Eirtech Aviation’s time-saving fix for a global Boeing 737 mandate is winning the Shannon, Ireland-based maintenance provider a who’s who of 737 operators as clients, led by two of North America’s most visible Boeing narrowbody airline customers.

Both Southwest Airlines and WestJet have contracted Eirtech for the work, which is to install new cabin pressurization warning lights on 737NGs. The upgrade, mandated by the FAA, Transport Canada and the European Aviation Safety Agency requires modifying two forward instrument panels, two overhead panels and running new wire bundles. The retrofit must be completed by March 2016,

Boeing issued its recommended fix in a January 2010 service bulletin. A 737 operator approached Eirtech to see if the company could develop a simpler kit, says Eirtech Vice President-Sales Niall Kearns. Eirtech’s engineering creating a modification that shaves about 50% of the time and cost off Boeing’s option, Kearns estimates.

“We took a different approach in designing our solution, which results in an innovative wire routing solution which can be easily and quickly installed, without disturbing any other systems on the aircraft,” says Kearns. This minimizes post-installation systems testing, saving significant time on each aircraft.

The Eirtech kit also eliminates the need to send cockpit panels to a third-party contractor for some of the work, Kearns explains. “Our solution [allows] the airline to complete this task on site, saving time and money.”

The MRO provider offers engineering support along with the kits, sending technicians to customers to supervise and verify the installations.

Eirtech’s kit received FAA alternative means of compliance approval in December, and the company received supplemental type certificate approvals in July. It announced a deal with Southwest a short time later, and revealed the WestJet contract earlier this month. Kearns says more customers are onboard, but these airline so far have declined to be identified.

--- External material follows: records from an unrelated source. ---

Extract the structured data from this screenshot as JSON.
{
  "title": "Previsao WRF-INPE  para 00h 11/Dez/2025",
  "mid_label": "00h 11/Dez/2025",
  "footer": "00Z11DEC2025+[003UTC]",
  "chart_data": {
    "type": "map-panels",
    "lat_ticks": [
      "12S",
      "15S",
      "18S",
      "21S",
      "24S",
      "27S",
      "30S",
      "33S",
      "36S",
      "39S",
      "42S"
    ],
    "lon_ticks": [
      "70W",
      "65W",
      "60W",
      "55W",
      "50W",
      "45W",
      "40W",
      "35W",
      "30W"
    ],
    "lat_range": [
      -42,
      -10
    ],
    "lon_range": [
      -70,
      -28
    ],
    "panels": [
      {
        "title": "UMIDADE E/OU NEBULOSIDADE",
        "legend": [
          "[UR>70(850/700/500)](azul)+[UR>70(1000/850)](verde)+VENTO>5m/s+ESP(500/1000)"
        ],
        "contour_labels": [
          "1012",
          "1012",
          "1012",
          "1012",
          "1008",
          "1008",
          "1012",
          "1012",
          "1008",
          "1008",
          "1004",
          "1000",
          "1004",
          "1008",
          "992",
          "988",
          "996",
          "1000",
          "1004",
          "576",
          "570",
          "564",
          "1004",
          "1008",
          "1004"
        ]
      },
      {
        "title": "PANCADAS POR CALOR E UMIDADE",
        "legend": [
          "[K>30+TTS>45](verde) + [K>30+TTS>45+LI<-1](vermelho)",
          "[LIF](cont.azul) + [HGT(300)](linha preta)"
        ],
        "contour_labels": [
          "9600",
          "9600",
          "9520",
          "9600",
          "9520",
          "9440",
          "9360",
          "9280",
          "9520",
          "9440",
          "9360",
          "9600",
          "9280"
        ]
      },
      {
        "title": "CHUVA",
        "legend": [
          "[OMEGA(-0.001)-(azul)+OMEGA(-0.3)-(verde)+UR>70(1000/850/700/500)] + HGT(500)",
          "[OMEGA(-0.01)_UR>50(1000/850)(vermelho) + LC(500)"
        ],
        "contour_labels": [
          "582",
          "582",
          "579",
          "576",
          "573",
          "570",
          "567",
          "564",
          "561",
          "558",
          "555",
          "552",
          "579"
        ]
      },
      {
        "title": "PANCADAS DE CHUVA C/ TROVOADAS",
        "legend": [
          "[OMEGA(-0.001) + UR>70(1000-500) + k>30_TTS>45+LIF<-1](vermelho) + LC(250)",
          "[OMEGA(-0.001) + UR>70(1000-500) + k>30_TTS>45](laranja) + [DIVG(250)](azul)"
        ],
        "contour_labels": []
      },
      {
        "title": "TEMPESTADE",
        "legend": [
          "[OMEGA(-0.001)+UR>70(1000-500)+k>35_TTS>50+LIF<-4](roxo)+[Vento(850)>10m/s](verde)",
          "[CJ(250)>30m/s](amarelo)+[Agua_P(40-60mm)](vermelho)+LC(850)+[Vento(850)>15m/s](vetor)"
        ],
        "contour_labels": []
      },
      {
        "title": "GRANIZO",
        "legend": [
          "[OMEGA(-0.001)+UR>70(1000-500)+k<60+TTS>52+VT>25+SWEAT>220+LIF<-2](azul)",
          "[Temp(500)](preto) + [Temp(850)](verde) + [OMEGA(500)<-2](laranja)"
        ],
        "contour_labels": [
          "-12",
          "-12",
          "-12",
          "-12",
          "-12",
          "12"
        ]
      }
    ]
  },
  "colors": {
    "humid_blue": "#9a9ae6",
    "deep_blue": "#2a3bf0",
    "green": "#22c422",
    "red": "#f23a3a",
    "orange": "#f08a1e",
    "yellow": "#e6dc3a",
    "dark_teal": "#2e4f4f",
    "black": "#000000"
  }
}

Founded in 1999 under the Lufthansa Technik umbrella, Eirtech has specialized in painting and interior refurbishment. In 2009, a management buyout set the MRO provider on its own course. Since then, Eirtech has added hangars in Dublin and Ostrava, in the Czech Republic, and an engineering office in Dubai.

In September, the MRO announced its fifth location and fourth dedicated painting facility, taking over a former Alitalia hangar at Rome’s Fiumicino Airport. The company painted more than 200 aircraft in 2012.

Like many independent MRO providers, Eirtech is banking on core speciality services—such as painting—and engineering expertise to help it stand out in an increasingly crowded field.

“We are often approached to provide innovative solutions that help the airline or lease company in question, and often the request is because the solutions currently on offer do not necessarily work for the airlines in question,” says Kearns.